Two weeks ago, I sat listening intently with 700 other advocates at the National Bike Summit as we were addressed by U.S. Department of Transportation Secretary Anthony Foxx. I was eager to hear the Secretary not only speak to the importance of a holistic view of mobility in all communities, but also to the importance of addressing equity issues in active transportation planning, a central focus of the Safe Routes Partnership’s Active Transportation Diversity Task Force. He did not disappoint. In fact, in his blog post that same day, he raised the imperativeness of a community’s walkability and bikeability, saying that “this isn’t just an issue of recreation; it’s an issue of equality, bringing people together, expanding the middle class, and helping people who are trying to get into the middle class.” In other words, equity is not an outlier -- it is an integral tool in ensuring that as communities are built they are accessible, affordable, increase physical activity and are safe.
Secretary Foxx’s words come to life through the Safe Routes Partnership’s collaboration with Voices for Healthy Kids ® on Active Places, where we actively engage with communities around the country providing assistance and coaching to increase access to parks, playgrounds, school gyms, walking paths and other opportunities to be physically active. In our work with dozens of communities, we see that equity in active transportation comes in all colors, shapes and sizes. One such example is the Village of Walthill, Nebraska. Sitting on the Omaha Reservation, the Village has a population of just 780, who are mostly Native American. A great deal of their children walk to school and a primary concern was safety, so we have worked with Rita Dunn, Planner and Developer for the Village, to establish a Complete Streets Ordinance. The Complete Streets Ordinance passed last month by their governing board and Walthill has also submitted a grant for a Safe Routes to School project.
Rita is adamant that “small communities should not dismiss themselves from applying for resources that may look like only large communities will receive.

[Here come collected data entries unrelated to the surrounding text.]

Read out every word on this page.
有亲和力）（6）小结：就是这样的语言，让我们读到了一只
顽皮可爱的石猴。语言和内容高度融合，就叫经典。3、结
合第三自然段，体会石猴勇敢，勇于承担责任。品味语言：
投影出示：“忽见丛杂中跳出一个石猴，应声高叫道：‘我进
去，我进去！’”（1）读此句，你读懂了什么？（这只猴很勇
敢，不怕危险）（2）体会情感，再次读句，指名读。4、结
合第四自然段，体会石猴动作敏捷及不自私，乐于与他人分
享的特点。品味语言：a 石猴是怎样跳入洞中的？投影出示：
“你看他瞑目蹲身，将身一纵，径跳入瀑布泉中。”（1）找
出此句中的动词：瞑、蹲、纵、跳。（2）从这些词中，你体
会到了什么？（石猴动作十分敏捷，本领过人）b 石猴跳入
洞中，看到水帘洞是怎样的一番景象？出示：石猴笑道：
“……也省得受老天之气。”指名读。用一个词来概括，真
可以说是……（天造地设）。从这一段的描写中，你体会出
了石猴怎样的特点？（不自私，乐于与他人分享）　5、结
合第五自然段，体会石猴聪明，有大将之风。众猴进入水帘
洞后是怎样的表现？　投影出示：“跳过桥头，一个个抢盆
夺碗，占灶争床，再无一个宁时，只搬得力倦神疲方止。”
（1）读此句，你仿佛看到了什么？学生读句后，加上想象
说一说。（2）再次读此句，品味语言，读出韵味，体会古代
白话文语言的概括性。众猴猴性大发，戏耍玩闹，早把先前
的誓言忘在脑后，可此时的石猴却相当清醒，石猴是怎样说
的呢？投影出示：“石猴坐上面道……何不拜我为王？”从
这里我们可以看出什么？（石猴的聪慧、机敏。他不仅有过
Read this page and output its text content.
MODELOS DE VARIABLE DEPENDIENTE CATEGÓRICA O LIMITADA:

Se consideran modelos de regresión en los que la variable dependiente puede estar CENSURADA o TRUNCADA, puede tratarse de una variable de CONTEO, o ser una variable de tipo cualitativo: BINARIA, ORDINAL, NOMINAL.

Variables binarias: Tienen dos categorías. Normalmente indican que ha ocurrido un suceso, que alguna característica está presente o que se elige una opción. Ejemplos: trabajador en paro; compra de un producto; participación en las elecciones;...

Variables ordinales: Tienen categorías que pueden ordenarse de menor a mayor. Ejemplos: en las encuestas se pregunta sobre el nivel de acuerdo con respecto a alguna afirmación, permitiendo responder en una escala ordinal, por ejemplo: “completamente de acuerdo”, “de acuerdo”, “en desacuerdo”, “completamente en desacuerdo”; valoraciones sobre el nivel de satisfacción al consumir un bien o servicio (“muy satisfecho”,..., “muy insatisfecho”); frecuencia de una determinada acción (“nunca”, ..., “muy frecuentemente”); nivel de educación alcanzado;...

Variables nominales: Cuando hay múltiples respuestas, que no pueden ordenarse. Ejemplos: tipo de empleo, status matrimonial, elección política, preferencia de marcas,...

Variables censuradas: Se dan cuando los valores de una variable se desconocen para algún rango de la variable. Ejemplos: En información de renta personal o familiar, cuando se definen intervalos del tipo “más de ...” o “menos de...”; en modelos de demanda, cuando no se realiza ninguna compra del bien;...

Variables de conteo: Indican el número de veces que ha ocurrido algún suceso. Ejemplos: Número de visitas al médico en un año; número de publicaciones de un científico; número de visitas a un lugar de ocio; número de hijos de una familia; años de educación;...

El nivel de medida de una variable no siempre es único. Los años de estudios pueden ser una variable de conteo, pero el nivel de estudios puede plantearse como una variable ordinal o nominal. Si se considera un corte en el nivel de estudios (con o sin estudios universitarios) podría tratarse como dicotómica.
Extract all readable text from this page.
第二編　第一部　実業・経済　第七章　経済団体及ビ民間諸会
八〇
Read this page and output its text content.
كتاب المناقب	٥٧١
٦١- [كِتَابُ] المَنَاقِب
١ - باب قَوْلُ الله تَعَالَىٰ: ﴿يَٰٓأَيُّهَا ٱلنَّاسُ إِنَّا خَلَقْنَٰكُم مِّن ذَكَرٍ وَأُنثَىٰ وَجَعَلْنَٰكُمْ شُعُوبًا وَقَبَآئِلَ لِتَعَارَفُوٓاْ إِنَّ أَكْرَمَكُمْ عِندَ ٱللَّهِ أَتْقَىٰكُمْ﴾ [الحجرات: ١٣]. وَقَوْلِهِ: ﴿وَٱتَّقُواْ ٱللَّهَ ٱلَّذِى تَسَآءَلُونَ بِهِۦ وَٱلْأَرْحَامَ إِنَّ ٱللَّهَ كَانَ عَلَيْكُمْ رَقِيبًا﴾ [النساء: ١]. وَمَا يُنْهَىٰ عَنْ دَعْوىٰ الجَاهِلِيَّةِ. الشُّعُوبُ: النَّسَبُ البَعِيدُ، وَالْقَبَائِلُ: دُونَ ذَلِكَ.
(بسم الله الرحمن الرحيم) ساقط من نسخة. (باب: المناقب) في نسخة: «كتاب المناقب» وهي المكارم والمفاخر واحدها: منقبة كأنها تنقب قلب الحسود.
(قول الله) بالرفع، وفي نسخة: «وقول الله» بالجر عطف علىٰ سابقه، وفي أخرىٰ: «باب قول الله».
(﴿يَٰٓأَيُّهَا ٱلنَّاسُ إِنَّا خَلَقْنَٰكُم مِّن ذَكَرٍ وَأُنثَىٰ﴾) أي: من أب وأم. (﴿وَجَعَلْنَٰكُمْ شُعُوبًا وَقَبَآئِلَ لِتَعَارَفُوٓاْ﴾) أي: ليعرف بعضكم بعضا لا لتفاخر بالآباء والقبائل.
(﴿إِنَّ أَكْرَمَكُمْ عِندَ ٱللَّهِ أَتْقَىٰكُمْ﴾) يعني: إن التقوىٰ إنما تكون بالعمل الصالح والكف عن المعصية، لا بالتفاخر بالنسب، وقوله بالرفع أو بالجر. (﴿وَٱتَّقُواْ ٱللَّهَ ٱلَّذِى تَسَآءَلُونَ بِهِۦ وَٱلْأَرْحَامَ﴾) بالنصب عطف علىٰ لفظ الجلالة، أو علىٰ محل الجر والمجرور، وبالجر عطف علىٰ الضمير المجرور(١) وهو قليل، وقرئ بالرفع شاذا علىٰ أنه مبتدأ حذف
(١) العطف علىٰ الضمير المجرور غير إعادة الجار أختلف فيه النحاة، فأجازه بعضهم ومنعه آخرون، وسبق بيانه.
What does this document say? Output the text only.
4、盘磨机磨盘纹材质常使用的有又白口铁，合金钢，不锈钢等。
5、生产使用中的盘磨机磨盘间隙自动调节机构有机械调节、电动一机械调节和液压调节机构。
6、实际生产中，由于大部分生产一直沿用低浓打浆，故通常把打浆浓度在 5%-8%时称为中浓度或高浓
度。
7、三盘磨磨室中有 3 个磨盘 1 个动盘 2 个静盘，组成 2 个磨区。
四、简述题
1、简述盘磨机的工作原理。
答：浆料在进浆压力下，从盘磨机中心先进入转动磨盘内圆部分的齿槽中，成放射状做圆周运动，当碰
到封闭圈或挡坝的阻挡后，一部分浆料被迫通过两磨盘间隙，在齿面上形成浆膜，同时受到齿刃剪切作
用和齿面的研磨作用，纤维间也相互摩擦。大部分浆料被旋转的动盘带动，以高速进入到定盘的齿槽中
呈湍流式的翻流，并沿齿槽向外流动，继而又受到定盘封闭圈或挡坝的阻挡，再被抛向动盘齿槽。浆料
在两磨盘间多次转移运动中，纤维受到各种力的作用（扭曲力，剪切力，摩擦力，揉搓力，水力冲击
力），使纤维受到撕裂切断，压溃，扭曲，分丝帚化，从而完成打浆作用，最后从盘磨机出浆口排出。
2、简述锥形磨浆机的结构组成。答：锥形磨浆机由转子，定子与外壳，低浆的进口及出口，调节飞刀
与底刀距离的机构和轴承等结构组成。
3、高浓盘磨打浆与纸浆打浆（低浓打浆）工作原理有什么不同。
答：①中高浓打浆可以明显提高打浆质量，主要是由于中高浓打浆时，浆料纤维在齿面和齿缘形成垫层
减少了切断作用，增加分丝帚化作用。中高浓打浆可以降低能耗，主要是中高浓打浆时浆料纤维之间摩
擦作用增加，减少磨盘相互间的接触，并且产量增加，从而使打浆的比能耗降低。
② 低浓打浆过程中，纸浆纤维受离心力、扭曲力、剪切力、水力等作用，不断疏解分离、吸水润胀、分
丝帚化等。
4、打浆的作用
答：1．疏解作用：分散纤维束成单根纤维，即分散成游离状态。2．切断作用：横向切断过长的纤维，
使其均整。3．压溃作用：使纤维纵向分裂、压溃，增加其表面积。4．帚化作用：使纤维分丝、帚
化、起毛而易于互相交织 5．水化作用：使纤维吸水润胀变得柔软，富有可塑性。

Instead, they should develop collaborations to strengthen their proposals. Every proposal you do only strengthens your community.” She is putting all the building blocks in place for healthy community design and the Village of Walthill is shattering the stereotype that small communities cannot capitalize on opportunities to improve their built environment.
Another example is found in Sodus, New York, a community of less than 1,800 people that sits midway between Rochester and Syracuse. With no community center, the school has become the primary gathering place for community residents, and accessibility is a priority. Unfortunately, in some cases the sidewalks are heaved and cracked; in other cases, no sidewalks have ever been constructed. Knowing that silos had to be broken down, Jay Roscup, Project Director for the 21st Century Community Learning Center, and Sandra Hamilton from the Village Planning Board brought together all the stakeholders to build a coalition in three months. With the full support of their Mayor, Superintendent and Town Supervisor, the town applied for our technical assistance, and we helped them to formulate and pass a sustainable, binding Complete Streets Resolution. The goal of this process was to “change the way residents of Sodus view their community and change the expectations the community ha[d] for infrastructure development.” Equity to them meant being inclusive in their advocacy and their success shows how a small group of concerned citizens could make a big impact on how their community will be constructed going forward.
These successes make it clear that neither the capacity, class nor the color of a community dictates its ability to become more healthy, accessible and safe. It is core to the Safe Routes Partnership’s mission to bring people together to create communities - all communities, anywhere – that are built so it is accessible, affordable and safe to be physically active.